A recently published UK Financial Conduct Authority (FCA) market watch newsletter is a reminder to financial services businesses to review the effectiveness of market surveillance controls, an expert has said.

The FCA’s latest newsletter (Market Watch 79) included guidance on the obligations of financial services firms. The obligations include a requirement to have appropriate market abuse and reporting measures in place under article 16 of the UK market abuse regulation (3 pages / 196 KB), and under the FCA rules for reporting suspicious transactions or orders (SUP 15.10).

The latest newsletter shows that “taking assertive action on market abuse, including on systems and controls failings surrounding market surveillance, remains a key FCA commitment in the FCA’s current strategy and business place”, said Anthony Harrison financial services regulatory expert at Pinsent Masons.

The publication provides a summary of steps firms should undertake to avoid order and trade surveillance failures. It gives guidance on data governance, model testing, model implementation and amendment. It also provides three examples of market abuse surveillance failures the FCA has recently observed in the market.

In light of the failures identified, firms are encouraged to ensure appropriate alert models are in place to identify any market risks, such as suspicious transactions made by customers. The letter also urges businesses to put in place controls for any risks identified by the alert models to quickly tackle the issues and put a stop to further market abuse.

The letter also urges firms to take a holistic approach to the monitoring or market abuse risks, requiring firms to look at risks across the business as a whole to avoid surveillance failures. This approach considers both the primary risk of market abuse, and the secondary risk of monitoring control being ineffective, operationally or otherwise.

The FCA warned that not all firms have allocated adequate focus and resource to properly protect against suspicious transactions and wide market abuse, urging more attention to increase protection across the financial services sector. Equally, the authority warned that some firms have such complex governance arrangement in place, involving layers of approvals and validations, that these undermine the timely, efficient and effective delivery of outcomes.

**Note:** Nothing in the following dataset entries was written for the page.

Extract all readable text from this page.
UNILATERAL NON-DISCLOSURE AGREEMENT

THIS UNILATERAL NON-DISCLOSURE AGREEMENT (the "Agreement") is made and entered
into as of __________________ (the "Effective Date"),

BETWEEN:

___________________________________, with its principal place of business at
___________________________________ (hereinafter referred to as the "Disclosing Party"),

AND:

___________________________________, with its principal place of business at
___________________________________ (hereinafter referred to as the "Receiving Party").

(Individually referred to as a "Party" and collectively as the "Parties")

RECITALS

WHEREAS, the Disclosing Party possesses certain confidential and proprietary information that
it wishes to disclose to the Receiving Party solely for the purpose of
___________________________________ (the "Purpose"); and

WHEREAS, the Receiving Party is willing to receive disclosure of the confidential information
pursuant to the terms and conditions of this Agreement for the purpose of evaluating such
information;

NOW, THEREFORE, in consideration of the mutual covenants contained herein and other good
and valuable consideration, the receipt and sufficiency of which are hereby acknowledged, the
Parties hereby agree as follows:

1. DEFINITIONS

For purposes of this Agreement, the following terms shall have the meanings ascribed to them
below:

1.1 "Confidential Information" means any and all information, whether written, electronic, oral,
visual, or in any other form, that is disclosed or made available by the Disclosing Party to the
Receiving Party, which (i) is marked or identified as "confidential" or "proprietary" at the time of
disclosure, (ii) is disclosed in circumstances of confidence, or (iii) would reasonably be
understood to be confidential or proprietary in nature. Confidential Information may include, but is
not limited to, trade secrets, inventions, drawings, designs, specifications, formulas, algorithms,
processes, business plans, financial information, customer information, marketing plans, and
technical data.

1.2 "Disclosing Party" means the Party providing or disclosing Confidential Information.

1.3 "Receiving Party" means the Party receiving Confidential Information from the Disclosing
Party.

Sébastien Ferrière, financial services regulatory specialist at Pinsent Masons, said: “Firms subject to market surveillance should take careful note. Should they fail to take the opportunity to review the effectiveness of market surveillance controls, and the FCA later identify similar issues, the FCA can, and has a track record for, referring to such missed opportunities as an aggravating factor warranting enforcement investigation or justifying enhanced financial penalties.”